We delegate the authority to plan our cities to experts; however, in deciding our city’s shape and growth, it is our responsibility to ensure it represents the voices of those who live in it.
The prime reason for a City Plan is to set out a vision for the city and the elements that make it up.
It is a critical document that has an important role in informing and providing certainty to communities. The Council strategic planning team creates it, and then it is enforced by Council’s statutory planning team. For those of us who have been in architecture or in the private planning sphere, it is a familiar document, but to the general public it can be overwhelmingly complex.
Authority planners feel they are the guardians of the city, under siege from architects, developers and politicians. They take refuge in the document they have created that has been adopted into law. Why are they now ignoring it?
Any City Plan is trying to put controls around something that is naturally organic. A city is comprised of elements that, like life itself, are continuously growing, declining and dying so any document produced must be flexible to allow for change within its principles.
To give you an example, in Brisbane the river was the carriageway for goods entering and leaving. Industrial uses grouped close to the city along with woolstores, and worker housing creating its unique character.
The expansion of the city transformed these places into highly valued precincts, attracting wealthier residents. While that earlier character established in Teneriffe and New Farm has somewhat limited the size and density of development that can occur there, as Teneriffe spills into neighbouring Newstead the notion of character disappears, and it is becoming a place in the hands of private interest.

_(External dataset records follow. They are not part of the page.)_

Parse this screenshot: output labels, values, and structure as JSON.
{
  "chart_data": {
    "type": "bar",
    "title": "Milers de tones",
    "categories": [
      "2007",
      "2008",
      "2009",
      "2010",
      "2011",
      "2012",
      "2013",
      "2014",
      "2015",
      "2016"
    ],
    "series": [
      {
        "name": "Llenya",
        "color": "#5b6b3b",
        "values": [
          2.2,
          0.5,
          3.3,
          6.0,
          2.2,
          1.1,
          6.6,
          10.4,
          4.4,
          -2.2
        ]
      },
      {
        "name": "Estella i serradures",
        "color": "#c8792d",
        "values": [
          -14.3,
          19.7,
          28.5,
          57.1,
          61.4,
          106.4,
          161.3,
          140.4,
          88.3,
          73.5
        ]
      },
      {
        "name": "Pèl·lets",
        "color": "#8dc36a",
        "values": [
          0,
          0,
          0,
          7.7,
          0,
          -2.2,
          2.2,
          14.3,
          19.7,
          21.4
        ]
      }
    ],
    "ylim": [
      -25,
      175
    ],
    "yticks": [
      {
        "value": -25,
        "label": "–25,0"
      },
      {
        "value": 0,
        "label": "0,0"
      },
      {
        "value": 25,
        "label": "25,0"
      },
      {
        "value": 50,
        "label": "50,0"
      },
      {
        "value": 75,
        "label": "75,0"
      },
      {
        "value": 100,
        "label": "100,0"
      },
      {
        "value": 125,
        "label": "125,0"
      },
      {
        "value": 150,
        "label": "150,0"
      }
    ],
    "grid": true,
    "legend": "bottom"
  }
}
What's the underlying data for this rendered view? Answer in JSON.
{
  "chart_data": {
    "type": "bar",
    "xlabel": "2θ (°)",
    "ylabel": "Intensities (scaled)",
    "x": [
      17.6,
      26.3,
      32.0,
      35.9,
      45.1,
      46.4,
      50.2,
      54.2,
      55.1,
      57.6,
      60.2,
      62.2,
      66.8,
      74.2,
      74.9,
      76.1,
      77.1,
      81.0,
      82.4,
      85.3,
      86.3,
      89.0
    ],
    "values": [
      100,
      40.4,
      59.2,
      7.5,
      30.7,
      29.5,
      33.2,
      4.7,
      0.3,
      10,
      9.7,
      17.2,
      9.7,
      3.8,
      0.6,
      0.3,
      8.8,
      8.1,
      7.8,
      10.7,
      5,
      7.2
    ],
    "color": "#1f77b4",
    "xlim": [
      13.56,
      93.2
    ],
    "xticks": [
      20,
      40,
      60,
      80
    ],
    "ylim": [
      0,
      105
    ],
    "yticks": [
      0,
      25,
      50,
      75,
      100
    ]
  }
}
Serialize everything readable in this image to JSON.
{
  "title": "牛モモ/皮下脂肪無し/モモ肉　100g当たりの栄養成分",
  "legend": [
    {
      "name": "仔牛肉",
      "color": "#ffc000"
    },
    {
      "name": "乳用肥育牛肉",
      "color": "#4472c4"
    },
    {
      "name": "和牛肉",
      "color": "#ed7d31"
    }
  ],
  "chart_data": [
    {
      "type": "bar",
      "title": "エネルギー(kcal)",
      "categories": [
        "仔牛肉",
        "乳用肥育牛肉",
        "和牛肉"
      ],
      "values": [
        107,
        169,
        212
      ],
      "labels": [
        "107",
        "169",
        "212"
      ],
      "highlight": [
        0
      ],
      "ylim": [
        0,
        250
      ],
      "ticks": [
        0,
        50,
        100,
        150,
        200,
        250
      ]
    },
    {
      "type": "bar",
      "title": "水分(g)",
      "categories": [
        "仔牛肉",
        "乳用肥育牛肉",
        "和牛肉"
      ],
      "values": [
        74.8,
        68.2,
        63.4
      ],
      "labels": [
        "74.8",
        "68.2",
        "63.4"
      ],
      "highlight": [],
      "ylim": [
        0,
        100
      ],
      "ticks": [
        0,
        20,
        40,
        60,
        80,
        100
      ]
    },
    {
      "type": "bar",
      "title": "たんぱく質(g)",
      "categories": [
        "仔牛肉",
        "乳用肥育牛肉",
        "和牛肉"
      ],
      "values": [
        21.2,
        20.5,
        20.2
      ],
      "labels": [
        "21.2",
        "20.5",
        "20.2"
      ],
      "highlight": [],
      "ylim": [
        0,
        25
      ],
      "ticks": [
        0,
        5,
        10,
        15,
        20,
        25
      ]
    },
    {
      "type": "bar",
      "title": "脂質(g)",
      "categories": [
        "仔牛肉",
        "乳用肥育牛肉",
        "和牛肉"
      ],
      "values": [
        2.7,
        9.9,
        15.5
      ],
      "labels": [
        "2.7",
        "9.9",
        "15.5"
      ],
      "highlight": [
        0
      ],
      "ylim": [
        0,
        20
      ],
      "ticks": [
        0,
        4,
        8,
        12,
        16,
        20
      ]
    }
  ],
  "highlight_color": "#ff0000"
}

Paradoxically the City Plan that still establishes a vision for this area is being ignored by those charged with the duty to defend it. And it is not as if the City Plan is not specific about what it requires and what had been agreed with the community.
In Newstead the Mirvac developments have set a precedent for high rises north of Gasworks, which is now quickly transitioning from motor vehicle dealerships and small scale industry into high rise residential.
With no discussion, it appears that Council has moved the Newstead high rise precinct into Teneriffe and now regards its conclusion to be the former Riverside Industrial Sands site, approved with a scheme that is worse than what was initially presented. The outcome in Teneriffe will be significant with an increase in vehicular traffic and the creation of an enormously scaled, mostly privatised enclave.
As for Newstead, the vision that Trevor Reddacliiff and his team had for the precinct as an urban village has been abandoned as Council has left it to developers who turn to the only typology they know: the high-rise apartment. All completely contrary to the plan.
Like nature, communities thrive and grow with diversity. High rises do not provide diversity as they are single element buildings that are successful only when they can provide their inhabitants with privacy and security. They exclude rather than include people – they are large, self-governing and isolating islands.
We have a City Plan that clearly sets out the expectations of the community. Those expectations cannot be synonymous with the interests of developers as it is the community that will bear the burden of the consequences of allowing them to do so.